Незавещанное наследство. Пастернак, Мравинский, Ефремов и другие
Шрифт:
Кстати, когда меня, разнуздавшуюся разоблачительницу, пригласили, то бишь вызвали на «ковер» к зампреду Лазуткину, и я ожидала аудиенции в предбаннике его огромного, начальственного кабинета, вдруг забегали секретарши. Выяснилось, что Куржиямский, при нашей беседе обещавший присутствовать, не придет. Никогда и вообще никуда. Я с ним условилась об этой встрече накануне, в 8.30 утра, 26 января. Но угораздило его выйти прогуляться с собачкой, и в подъезде собственного дома он был убит. Такой вот звоночек. Черед Листьева еще не настал. И я, балда, не увязала никак свою расследовательскую прыть и эту смерть. Казалось, совпадение. Ой ли?
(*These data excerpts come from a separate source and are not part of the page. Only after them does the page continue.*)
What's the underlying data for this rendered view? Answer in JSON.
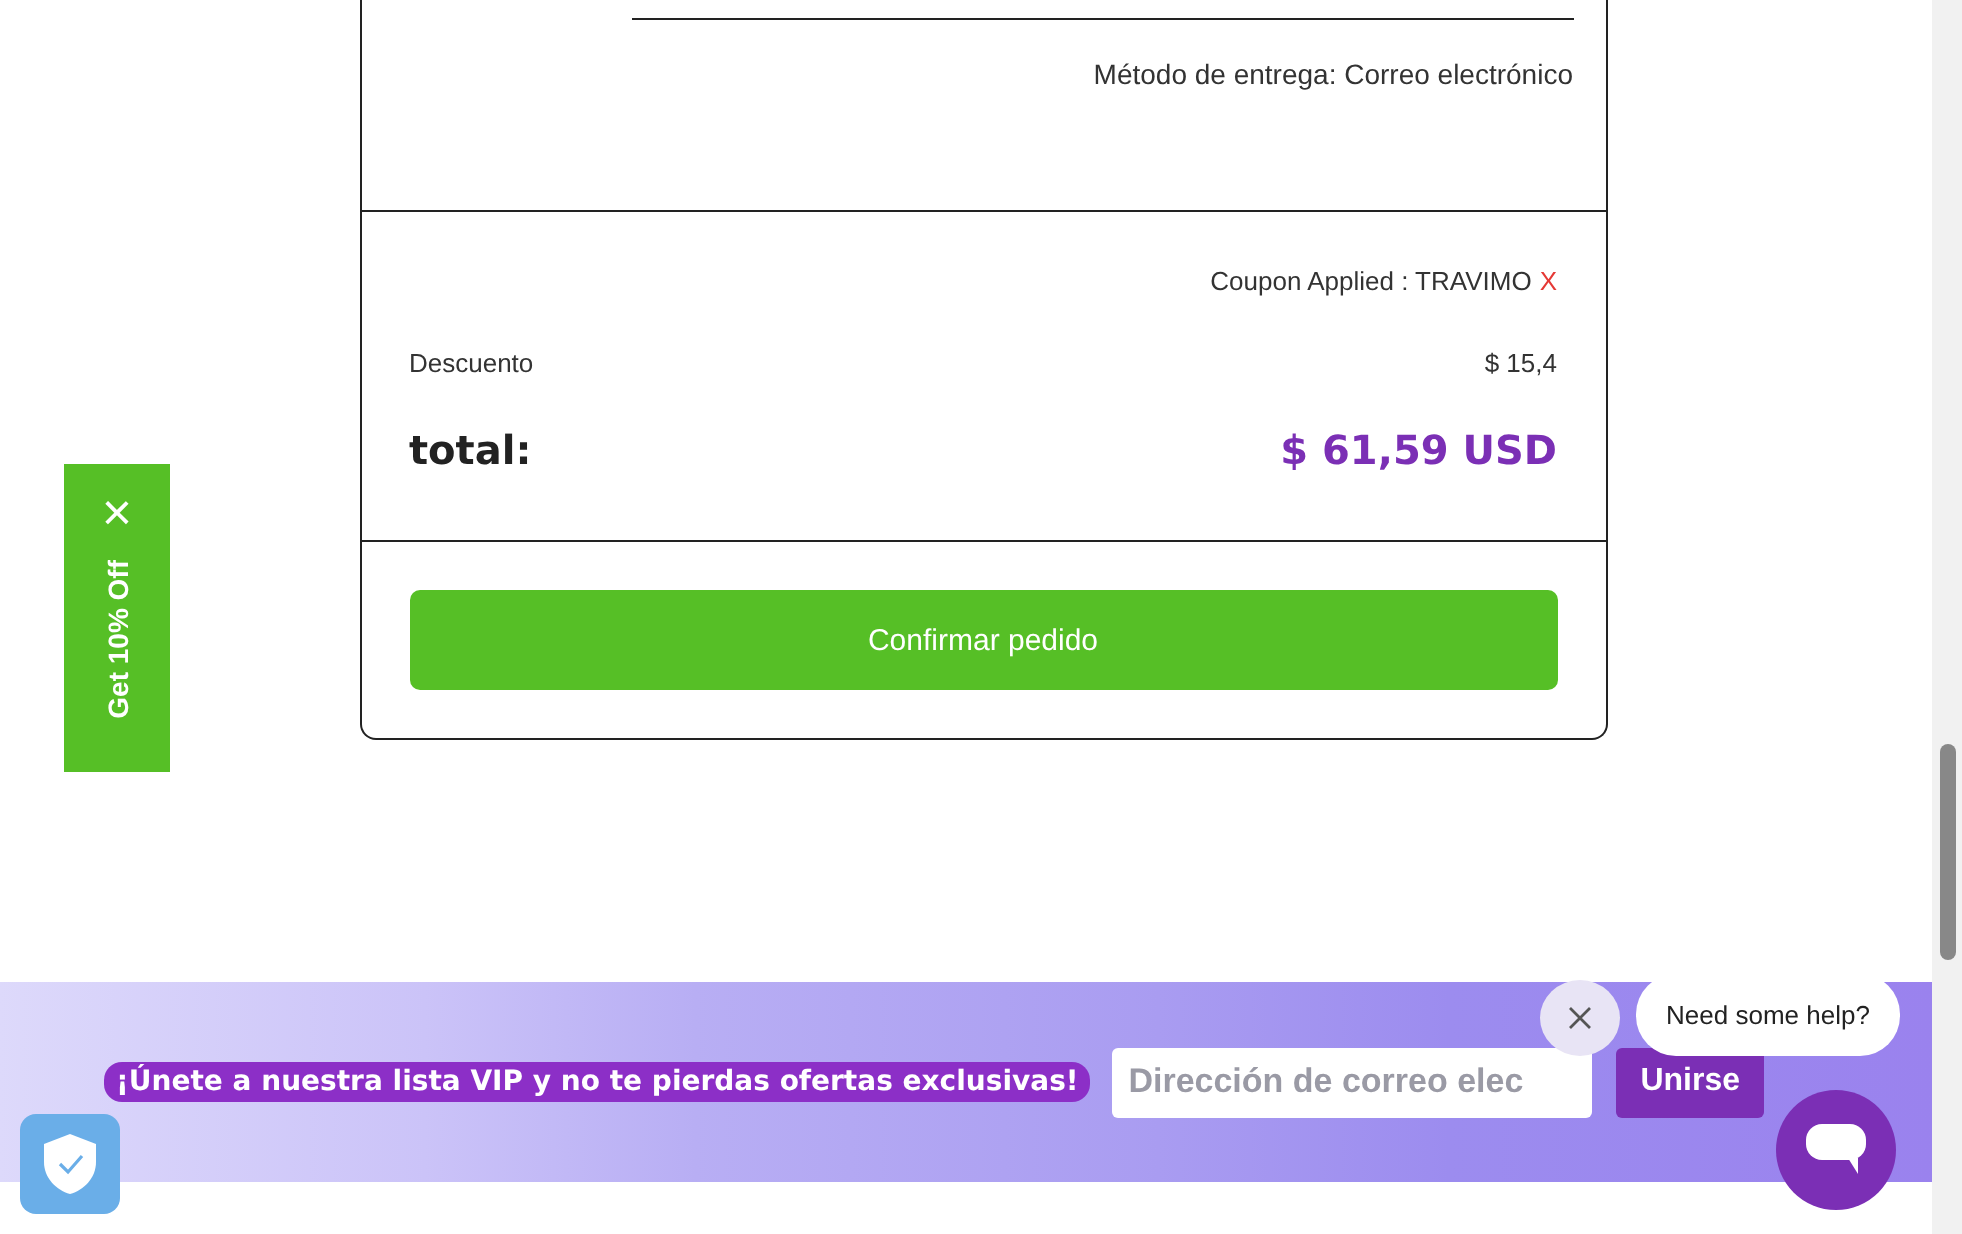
{
  "order_summary": {
    "delivery_method": "Método de entrega: Correo electrónico",
    "coupon": {
      "label": "Coupon Applied : TRAVIMO",
      "remove": "X"
    },
    "discount": {
      "label": "Descuento",
      "value": "$ 15,4"
    },
    "total": {
      "label": "total:",
      "value": "$ 61,59 USD"
    },
    "confirm_button": "Confirmar pedido"
  },
  "side_tab": {
    "label": "Get 10% Off",
    "close": "×"
  },
  "vip_banner": {
    "message": "¡Únete a nuestra lista VIP y no te pierdas ofertas exclusivas!",
    "email_placeholder": "Dirección de correo elec",
    "join_button": "Unirse"
  },
  "chat": {
    "prompt": "Need some help?"
  }
}
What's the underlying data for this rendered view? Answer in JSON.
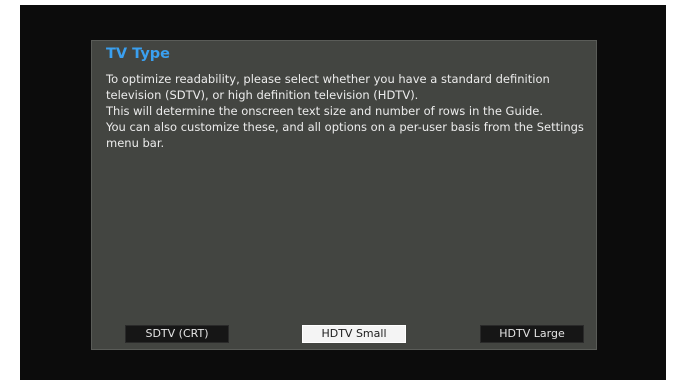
{
  "dialog": {
    "title": "TV Type",
    "body_lines": [
      "To optimize readability, please select whether you have a standard definition television (SDTV), or high definition television (HDTV).",
      "This will determine the onscreen text size and number of rows in the Guide.",
      "You can also customize these, and all options on a per-user basis from the Settings menu bar."
    ]
  },
  "options": {
    "sdtv_label": "SDTV (CRT)",
    "hdtv_small_label": "HDTV Small",
    "hdtv_large_label": "HDTV Large",
    "selected": "HDTV Small"
  },
  "colors": {
    "title": "#3aa0f0",
    "dialog_background": "#434541",
    "screen_background": "#0c0c0c",
    "button_background": "#161616",
    "selected_button_background": "#f4f4f4"
  }
}
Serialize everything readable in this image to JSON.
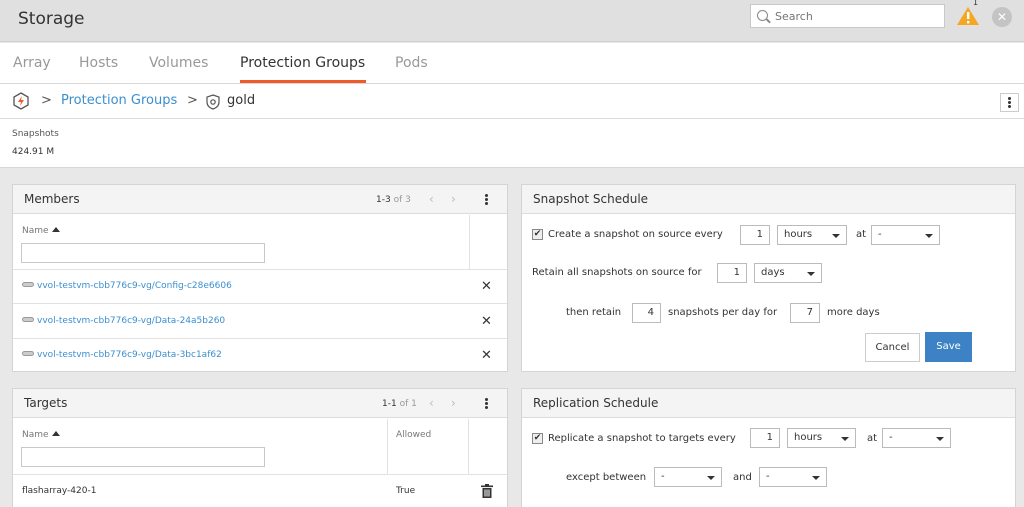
{
  "header": {
    "title": "Storage",
    "search_placeholder": "Search",
    "alert_count": "1",
    "close_symbol": "✕",
    "warning_color": "#f5a623"
  },
  "tabs": [
    {
      "label": "Array"
    },
    {
      "label": "Hosts"
    },
    {
      "label": "Volumes"
    },
    {
      "label": "Protection Groups",
      "active": true
    },
    {
      "label": "Pods"
    }
  ],
  "breadcrumb": {
    "separator": ">",
    "link": "Protection Groups",
    "current": "gold"
  },
  "stats": {
    "label": "Snapshots",
    "value": "424.91 M"
  },
  "members": {
    "title": "Members",
    "pager_range": "1-3",
    "pager_of": "of 3",
    "column_name": "Name",
    "rows": [
      {
        "name": "vvol-testvm-cbb776c9-vg/Config-c28e6606"
      },
      {
        "name": "vvol-testvm-cbb776c9-vg/Data-24a5b260"
      },
      {
        "name": "vvol-testvm-cbb776c9-vg/Data-3bc1af62"
      }
    ],
    "remove_symbol": "✕"
  },
  "targets": {
    "title": "Targets",
    "pager_range": "1-1",
    "pager_of": "of 1",
    "column_name": "Name",
    "column_allowed": "Allowed",
    "rows": [
      {
        "name": "flasharray-420-1",
        "allowed": "True"
      }
    ]
  },
  "snapshot_schedule": {
    "title": "Snapshot Schedule",
    "create_label": "Create a snapshot on source every",
    "create_checked": true,
    "create_every": "1",
    "create_unit": "hours",
    "at_label": "at",
    "at_value": "-",
    "retain_label": "Retain all snapshots on source for",
    "retain_for": "1",
    "retain_unit": "days",
    "then_retain_label": "then retain",
    "then_retain_count": "4",
    "per_day_label": "snapshots per day for",
    "more_days_count": "7",
    "more_days_label": "more days",
    "cancel_label": "Cancel",
    "save_label": "Save",
    "accent_color": "#3d82c4"
  },
  "replication_schedule": {
    "title": "Replication Schedule",
    "replicate_label": "Replicate a snapshot to targets every",
    "replicate_checked": true,
    "replicate_every": "1",
    "replicate_unit": "hours",
    "at_label": "at",
    "at_value": "-",
    "except_label": "except between",
    "except_from": "-",
    "and_label": "and",
    "except_to": "-"
  }
}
Увы, без Куржиямского, в кабинете Лазуткина со стороны
А теперь вот всплывает цепкий, изучающий взгляд Валентина Валентиновича Лазуткина. Он – не Гусинский, но смышленость, деловую хватку тоже проявил вполне. Нынче владеет акциями телекомпании в очень весомой, серьезной доле. А другой зампред, А. Тупикин, мой единомышленник, соратник по борьбе, существует на пенсионное пособие. Знаю, ведь когда звонила ему из Штатов, сказал в сердцах: «Я старый дурак!» А я?
Впрочем, какая могла быть у меня дилемма? Получить взятку и заткнуться? О, тут нюансы. Взятку не всякому дают. И у дающего, и у берущего сработать должно тончайшее чутье, причем взаимно. Мне – не предложили. Лазуткин, думаю, не просто так меня изучал, а оценивал, прикидывал, на сколько, на какую сумму тяну. И решил: бесполезно, нет смысла. Пожалуй, был прав. С облегчением улыбнулся. Пожал мою честную руку и из кабинета выпроводил. Чутье, – он был из комсомольцев, так начинал карьеру, – не подвело. Как и Тристана Дела, американского гражданина, но с нашими, российскими корнями.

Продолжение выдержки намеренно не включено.